Nature Takes a Hit From its Own Protectors

~ Amy Lignor

 

The EPA makes mistakes? Don’t be silly… Oh, wait, what’s that people are seeing out their windows in Colorado and now New Mexico? It looks almost like the sun is setting over the river, sending a burning shade of orange onto the glassy water in the heat of…wait. That is the water?

 

Yup. People are looking out their windows and seeing what was once a river turned into a long swath of orange goo. It looks about as disgusting as any landscape (Chernobyl, anyone?) could get. However, there is an even worse part. The goo that is traveling around houses, through neighborhoods, and affecting farms just happens to contain poisons. Lead. Arsenic. You name it, it’s in there. And the EPA – the lovers and protectors of nature – can be blamed for every single drop.

Dan Bender, with the La Plata County Sheriff's Office, takes a water sample from the Animas River near Durango, Colo., Thursday, Aug. 6, 2015. The U.S. Environmental Protection Agency said that a cleanup team was working with heavy equipment Wednesday to secure an entrance to the Gold King Mine. Workers instead released an estimated 1 million gallons of mine waste into Cement Creek, which flows into the Animas River. (Jerry McBride/The Durango Herald via AP)
Dan Bender, with the La Plata County Sheriff’s Office, takes a water sample from the Animas River near Durango, Colo., Thursday, Aug. 6, 2015. The U.S. Environmental Protection Agency said that a cleanup team was working with heavy equipment Wednesday to secure an entrance to the Gold King Mine. Workers instead released an estimated 1 million gallons of mine waste into Cement Creek, which flows into the Animas River. (Jerry McBride/The Durango Herald via AP)

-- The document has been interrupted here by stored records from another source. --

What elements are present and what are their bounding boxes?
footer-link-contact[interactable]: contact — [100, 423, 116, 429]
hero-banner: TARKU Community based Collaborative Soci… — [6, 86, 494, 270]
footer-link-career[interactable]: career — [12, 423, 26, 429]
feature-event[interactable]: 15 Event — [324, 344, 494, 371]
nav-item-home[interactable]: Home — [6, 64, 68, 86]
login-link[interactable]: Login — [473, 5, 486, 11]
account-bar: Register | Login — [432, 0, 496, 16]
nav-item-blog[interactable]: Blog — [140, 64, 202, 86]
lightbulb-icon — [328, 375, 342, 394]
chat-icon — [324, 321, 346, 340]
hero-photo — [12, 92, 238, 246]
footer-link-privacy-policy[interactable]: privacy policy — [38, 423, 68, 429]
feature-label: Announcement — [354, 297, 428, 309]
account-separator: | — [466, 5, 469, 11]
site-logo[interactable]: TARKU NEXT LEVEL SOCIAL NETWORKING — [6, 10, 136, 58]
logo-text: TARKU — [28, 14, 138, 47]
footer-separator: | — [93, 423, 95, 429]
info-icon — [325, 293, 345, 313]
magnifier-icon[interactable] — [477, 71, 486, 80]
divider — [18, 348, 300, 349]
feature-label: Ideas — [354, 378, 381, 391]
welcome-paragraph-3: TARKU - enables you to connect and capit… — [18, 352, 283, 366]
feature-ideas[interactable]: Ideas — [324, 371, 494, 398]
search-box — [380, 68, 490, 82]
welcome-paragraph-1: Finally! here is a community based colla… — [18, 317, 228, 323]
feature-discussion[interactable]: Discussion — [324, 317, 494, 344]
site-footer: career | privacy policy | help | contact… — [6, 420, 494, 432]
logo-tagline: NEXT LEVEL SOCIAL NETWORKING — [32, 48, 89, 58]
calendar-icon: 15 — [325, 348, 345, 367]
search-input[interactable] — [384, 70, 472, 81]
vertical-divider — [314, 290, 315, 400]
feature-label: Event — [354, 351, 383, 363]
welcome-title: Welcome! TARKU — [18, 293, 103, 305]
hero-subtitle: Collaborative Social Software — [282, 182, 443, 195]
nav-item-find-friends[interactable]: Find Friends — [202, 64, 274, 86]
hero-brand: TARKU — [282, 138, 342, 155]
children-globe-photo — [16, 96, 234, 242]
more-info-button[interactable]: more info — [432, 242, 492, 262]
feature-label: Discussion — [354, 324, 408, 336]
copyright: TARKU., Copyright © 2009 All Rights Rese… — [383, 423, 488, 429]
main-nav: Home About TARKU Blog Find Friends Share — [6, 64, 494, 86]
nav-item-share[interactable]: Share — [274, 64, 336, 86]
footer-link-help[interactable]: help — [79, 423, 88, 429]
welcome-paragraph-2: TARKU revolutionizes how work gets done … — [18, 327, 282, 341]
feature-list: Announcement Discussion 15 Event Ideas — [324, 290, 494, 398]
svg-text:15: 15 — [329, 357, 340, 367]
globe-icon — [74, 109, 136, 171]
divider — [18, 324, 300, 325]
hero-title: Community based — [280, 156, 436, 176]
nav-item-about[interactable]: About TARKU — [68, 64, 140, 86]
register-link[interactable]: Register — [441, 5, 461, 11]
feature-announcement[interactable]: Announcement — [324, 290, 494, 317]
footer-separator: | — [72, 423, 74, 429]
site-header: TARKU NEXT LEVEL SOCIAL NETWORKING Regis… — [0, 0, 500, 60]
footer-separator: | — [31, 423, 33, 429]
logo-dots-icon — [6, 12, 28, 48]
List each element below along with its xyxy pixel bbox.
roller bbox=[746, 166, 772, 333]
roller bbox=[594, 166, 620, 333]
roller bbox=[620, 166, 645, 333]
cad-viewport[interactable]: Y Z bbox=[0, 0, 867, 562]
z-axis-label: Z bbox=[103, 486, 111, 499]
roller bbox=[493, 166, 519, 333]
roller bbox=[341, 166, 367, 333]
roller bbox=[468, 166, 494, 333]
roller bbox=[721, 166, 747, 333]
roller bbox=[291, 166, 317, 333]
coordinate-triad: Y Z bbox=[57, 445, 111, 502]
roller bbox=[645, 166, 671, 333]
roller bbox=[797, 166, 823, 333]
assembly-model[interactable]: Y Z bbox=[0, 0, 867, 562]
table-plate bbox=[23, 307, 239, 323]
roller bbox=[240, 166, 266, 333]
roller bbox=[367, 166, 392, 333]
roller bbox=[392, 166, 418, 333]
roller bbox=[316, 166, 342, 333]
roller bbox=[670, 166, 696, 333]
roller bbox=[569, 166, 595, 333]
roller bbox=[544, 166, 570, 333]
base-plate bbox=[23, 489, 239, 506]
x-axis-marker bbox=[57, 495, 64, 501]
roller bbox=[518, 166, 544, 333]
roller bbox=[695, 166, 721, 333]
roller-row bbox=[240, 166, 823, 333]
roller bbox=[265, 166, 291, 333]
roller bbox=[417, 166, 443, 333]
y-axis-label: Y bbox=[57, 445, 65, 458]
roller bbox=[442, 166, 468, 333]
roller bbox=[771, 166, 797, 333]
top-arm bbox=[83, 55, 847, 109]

It all started in Denver, Colorado, when this first sight of disgusting, thick orange muck appeared from a million-gallon mine waste spill, which then headed down the river to quiet New Mexico. People and neighborhoods were told to take precautions BUT that there was no threat to drinking water whatsoever…yet. Downstream, other officials came out and said to completely avoid the Animas River (David Ostrander, Director of the EPA’s emergency response program/Denver.)

 

The EPA clean-up team was on-site at an old gold mine (Gold King Mine in SW Colorado) working to secure an entrance into the old site when their heavy equipment suddenly brought something else to light. A mine bulwark broke as they were working away and sent a huge torrent of waste downstream that raised the water level three feet in Cement Creek. An estimated 1 million gallons of mine waste was delivered into the creek that runs into the Animas River, which then continues to meet up with the San Juan River in New Mexico and the Colorado River in Utah.

 

It was initially said that the goo was acidic and could be a skin irritant, but then the EPA began its testing and found a list of harmful contaminants in the goo; from iron and copper to arsenic and more.

 

New Mexico’s Governor, Susana Martinez, said the EPA waited too long to tell her about the problem. Apparently she was not informed until almost a full 24-hours after the incident occurred. Health officials have warned those avid rafters out there that they need to avoid the water (this was not exactly listened to; Google will show you the rafters paddling around in a very gross orange river.)

 

Durango, Colorado, stopped pumping water out of the Animas River in order to avoid any of the awful waste ending up in the city reservoir, telling everyone, including pet owners and livestock owners to keep their animals out of the Animas until something can be figured out.

 

In Farmington, New Mexico (NW corner of the state), officials of the city stopped all water-supply intake pumps to avoid contamination and told citizens to stay far away from the river until the horrible color had passed. And although the EPA first stated there would be no harm to people seeing as that the waste was filled with only zinc and copper, it has turned out that the orange goo brings far more problems and a great deal more to worry about.

 

Fish have been contained in cages from the Animas River and will be monitored to see what any long-standing issues might be for surrounding wildlife. As far as human beings are concerned, this is a game of wait and see as the thick, disgusting orange river continues to flow.